Klinikum Bremen-Mitte, Professor Hess Children's Hospital, Bremen, Germany.
Blood Transfus. 2018 Nov;16(6):535-544. doi: 10.2450/2017.0150-17. Epub 2017 Nov 14.
Mild haemophilia is defined by factor levels between 0.05 and 0.40 IU/mL and is characterised by traumatic bleeds. Major issues associated with mild haemophilia are that it may not present for many years after birth, and that awareness, even within families, may be low. Methodological problems exist in diagnosis, such as inconsistencies in results obtained from different assays used to measure factor levels in mild haemophilia. Advances in genetic testing provide insight into diagnosis as well as the likelihood of inhibitor development, which is not uncommon in patients with mild or moderate haemophilia and can increase morbidity. The management of patients with mild haemophilia is a challenge. This review includes suggestions around formulating treatment plans for these patients, encompassing the full spectrum from clinical care of the newly diagnosed neonate to that of the ageing patient with multiple comorbidities. Management strategies consider not only the vast differences in these patients' needs, but also risks of inhibitor development and approaches to optimally engage patients.
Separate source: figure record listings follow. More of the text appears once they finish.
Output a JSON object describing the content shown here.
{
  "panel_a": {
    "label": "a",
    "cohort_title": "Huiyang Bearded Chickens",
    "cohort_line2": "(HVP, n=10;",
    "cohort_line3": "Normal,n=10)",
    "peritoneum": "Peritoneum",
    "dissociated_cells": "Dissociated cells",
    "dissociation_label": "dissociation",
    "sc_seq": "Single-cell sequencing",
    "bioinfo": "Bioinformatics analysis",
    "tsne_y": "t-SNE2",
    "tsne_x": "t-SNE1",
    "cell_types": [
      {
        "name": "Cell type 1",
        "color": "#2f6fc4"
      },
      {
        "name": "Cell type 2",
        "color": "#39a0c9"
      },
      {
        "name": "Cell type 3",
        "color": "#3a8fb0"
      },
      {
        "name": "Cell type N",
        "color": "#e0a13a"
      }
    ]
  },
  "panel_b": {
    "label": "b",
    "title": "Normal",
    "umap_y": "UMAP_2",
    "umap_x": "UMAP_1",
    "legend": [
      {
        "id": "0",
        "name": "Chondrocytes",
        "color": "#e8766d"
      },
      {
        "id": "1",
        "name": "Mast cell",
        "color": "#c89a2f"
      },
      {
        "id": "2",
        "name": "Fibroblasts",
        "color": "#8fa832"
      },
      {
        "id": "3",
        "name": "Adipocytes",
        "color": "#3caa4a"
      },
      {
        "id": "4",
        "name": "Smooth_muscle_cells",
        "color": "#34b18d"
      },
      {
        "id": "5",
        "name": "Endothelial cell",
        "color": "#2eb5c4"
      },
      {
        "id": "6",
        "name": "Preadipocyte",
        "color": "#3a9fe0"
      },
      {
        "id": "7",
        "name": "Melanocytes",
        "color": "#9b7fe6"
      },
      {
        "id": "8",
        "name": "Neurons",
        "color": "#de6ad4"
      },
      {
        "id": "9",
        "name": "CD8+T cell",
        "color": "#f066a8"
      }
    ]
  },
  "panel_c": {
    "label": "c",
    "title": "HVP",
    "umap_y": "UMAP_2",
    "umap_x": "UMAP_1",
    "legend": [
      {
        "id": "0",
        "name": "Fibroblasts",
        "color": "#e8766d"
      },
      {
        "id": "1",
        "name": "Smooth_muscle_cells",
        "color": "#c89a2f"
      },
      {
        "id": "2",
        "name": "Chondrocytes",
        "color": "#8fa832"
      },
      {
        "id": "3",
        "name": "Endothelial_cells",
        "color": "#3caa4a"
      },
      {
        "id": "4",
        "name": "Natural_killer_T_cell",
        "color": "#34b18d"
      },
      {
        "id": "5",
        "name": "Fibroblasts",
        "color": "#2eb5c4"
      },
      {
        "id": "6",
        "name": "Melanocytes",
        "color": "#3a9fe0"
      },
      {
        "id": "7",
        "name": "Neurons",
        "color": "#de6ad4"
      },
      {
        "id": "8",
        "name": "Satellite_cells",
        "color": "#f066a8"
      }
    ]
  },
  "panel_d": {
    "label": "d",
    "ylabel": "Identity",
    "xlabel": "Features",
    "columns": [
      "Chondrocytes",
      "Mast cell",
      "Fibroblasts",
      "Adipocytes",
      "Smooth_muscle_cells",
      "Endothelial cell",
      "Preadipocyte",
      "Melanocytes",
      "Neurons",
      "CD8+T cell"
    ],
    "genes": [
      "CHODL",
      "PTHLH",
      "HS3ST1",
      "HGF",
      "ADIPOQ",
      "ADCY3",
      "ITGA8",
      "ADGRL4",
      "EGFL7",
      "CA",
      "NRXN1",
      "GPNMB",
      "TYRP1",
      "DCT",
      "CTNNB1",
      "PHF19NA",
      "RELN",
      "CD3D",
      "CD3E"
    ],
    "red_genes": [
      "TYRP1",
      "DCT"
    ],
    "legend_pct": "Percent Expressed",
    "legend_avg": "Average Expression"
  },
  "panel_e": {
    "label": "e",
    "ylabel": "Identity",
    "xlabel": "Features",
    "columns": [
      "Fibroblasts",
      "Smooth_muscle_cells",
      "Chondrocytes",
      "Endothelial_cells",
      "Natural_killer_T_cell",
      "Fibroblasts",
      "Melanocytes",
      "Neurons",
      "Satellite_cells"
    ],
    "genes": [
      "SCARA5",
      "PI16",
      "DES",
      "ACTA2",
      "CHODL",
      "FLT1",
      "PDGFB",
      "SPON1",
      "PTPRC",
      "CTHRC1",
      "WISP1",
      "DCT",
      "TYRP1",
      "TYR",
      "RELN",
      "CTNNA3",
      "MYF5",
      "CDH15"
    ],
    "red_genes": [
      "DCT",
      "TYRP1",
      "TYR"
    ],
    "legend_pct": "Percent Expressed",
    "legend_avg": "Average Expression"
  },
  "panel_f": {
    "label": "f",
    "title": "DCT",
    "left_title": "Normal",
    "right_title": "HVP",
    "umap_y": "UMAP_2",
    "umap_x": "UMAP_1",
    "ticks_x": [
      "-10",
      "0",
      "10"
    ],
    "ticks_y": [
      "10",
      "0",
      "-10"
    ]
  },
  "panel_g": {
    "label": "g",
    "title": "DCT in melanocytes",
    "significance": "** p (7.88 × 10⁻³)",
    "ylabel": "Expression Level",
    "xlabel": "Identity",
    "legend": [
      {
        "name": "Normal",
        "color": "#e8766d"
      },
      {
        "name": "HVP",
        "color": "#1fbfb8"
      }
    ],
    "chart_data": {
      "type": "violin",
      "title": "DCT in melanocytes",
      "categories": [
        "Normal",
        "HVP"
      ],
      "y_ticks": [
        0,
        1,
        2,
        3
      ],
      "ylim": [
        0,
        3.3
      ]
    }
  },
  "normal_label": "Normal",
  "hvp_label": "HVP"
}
轻度血友病的定义为因子水平在 0.05 至 0.40 IU/mL 之间,其特征是创伤性出血。与轻度血友病相关的主要问题是,它可能在出生后多年才出现,甚至在家庭内部,意识也可能较低。在诊断方面存在方法学问题,例如用于测量轻度血友病因子水平的不同检测方法获得的结果不一致。基因检测的进步为诊断以及抑制剂发展的可能性提供了深入了解,而抑制剂在轻度或中度血友病患者中并不罕见,并且会增加发病率。轻度血友病患者的管理是一个挑战。本综述包括了针对这些患者制定治疗计划的建议,涵盖了从新诊断的新生儿的临床护理到患有多种合并症的老年患者的全面范围。管理策略不仅考虑了这些患者需求的巨大差异,还考虑了抑制剂发展的风险以及使患者最佳参与的方法。